Greed often blinds wisdom.



The Fraud


In the Los Angeles federal case, Avenatti is accused in a 197-page complaint of negotiating a $1.6 million settlement for a client in a civil case, but then giving the client “a bogus settlement agreement with a false payment date of March 10, 2018.”

The U.S. Attorney’s Office in Los Angeles said “Avenatti misappropriated his client’s settlement money and used it to pay expenses for his coffee business, Global Baristas US LLC, which operated Tully’s Coffee stores in California and Washington state, as well as for his own expenses.”

“When the fake March 2018 deadline passed and the client asked where the money was, Avenatti continued to conceal that the payment had already been received,” according to prosecutors.

Wow. A straight up thief.

U.S. Attorney Nick Hanna said Avenatti defrauded a bank in Mississippi by submitting fake tax returns to get three loans totaling $4.1 million for his law firm and coffee business in 2014.

The tax returns indicated that he had “substantial income even though he had never filed any such returns with the Internal Revenue Service,” the prosecutor’s office said. “The phony returns stated that he earned $4,562,881 in adjusted gross income in 2011, $5,423,099 in 2012, and $4,082,803 in 2013. … Avenatti allegedly also claimed he paid $1.6 million in estimated tax payments to the IRS in 2012 and paid $1.25 million in 2013.”

“In reality, Avenatti never filed personal income tax returns for 2011, 2012 and 2013 and did not make any estimated tax payments in 2012 and 2013,” Hanna’s office said.

“Instead of the millions of dollars he claimed to have paid in taxes, Avenatti still owed the IRS $850,438 in unpaid personal income tax plus interest and penalties for the tax years 2009 and 2010. Avenatti also submitted a fictitious partnership tax return for his law firm,” the investigators said.

Ouch. That evidence seems pretty black and white. It will be interesting to see how Super Midget achieves #TotalExoneration. Then again, there is a good chance he’s an Obama donor, so #LetsSeeWhatHappens.



Big Picture


It’s pretty simple folks. This idiot, much like his political bedfellow Alexandria Ocasio-Cortez, mistook Twitter fame for real power, so much so that he thought he could extort one of the most powerful corporations in the world lest he use his massive PR power to bring down their brand.

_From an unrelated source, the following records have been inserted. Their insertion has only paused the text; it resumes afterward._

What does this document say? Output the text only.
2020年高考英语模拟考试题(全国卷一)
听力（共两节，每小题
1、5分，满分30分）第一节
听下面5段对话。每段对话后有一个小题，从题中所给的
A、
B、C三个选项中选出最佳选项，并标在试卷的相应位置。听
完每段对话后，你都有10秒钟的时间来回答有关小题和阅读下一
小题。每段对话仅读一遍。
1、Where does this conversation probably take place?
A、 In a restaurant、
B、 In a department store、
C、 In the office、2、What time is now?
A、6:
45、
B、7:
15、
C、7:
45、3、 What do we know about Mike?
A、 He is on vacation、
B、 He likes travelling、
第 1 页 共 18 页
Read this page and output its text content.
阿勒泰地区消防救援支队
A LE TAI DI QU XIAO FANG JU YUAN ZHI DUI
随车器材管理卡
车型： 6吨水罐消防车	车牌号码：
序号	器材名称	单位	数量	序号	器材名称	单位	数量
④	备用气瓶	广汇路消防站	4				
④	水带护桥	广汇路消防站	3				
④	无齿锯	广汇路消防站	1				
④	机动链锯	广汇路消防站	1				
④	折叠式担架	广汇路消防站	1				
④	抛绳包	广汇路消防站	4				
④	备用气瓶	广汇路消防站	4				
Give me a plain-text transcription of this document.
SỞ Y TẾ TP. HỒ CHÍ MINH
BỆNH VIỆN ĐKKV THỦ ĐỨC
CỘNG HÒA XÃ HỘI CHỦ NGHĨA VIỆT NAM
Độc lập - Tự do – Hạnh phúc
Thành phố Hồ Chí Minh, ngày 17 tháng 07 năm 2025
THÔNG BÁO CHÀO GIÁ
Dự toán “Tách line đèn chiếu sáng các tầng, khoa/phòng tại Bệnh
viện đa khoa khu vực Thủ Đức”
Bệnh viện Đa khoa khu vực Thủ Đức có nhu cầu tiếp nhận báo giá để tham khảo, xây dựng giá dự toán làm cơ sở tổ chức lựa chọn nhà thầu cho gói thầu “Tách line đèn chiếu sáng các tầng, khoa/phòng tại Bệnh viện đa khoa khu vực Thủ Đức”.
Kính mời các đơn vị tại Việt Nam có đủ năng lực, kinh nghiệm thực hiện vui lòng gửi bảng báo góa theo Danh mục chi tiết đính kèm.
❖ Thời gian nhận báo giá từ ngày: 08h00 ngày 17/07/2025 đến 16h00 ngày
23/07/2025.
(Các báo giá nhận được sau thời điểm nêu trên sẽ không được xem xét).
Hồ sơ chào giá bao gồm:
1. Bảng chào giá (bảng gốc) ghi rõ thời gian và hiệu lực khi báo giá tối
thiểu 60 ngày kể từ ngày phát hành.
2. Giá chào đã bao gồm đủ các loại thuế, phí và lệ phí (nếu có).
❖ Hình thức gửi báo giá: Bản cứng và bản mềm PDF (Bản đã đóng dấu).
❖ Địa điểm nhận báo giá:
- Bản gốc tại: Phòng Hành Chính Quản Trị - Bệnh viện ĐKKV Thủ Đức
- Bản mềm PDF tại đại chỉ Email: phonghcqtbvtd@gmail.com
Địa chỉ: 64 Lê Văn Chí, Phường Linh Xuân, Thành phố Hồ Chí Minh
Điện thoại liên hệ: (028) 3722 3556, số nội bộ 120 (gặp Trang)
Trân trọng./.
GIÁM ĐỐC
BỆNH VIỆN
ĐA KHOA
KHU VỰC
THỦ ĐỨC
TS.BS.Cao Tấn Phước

Poor fella, no one had the heart to tell him that his own brand wasn’t exactly on fire.

Maybe he was trying extortion in order to pay off his tax debts. Maybe he truly thought he could outsmart the best corporate lawyers money could buy. Whatever the reason, the schadenfreude is absolutely exhilarating, and I’ll be watching this karmic episode as long as it lasts, then savoring the sweet memory for years to come.

Trumpers do have much to be thankful for with Avenatti. After all, he did put Bret Kavanaugh on the Supreme Court with his asinine gang rape tales. Then there was that time he screwed up Stormy’s case so bad that she had to pay Trump’s legal bills. I’ll miss times such as those.

As for Avenatti the man, I won’t miss him a bit.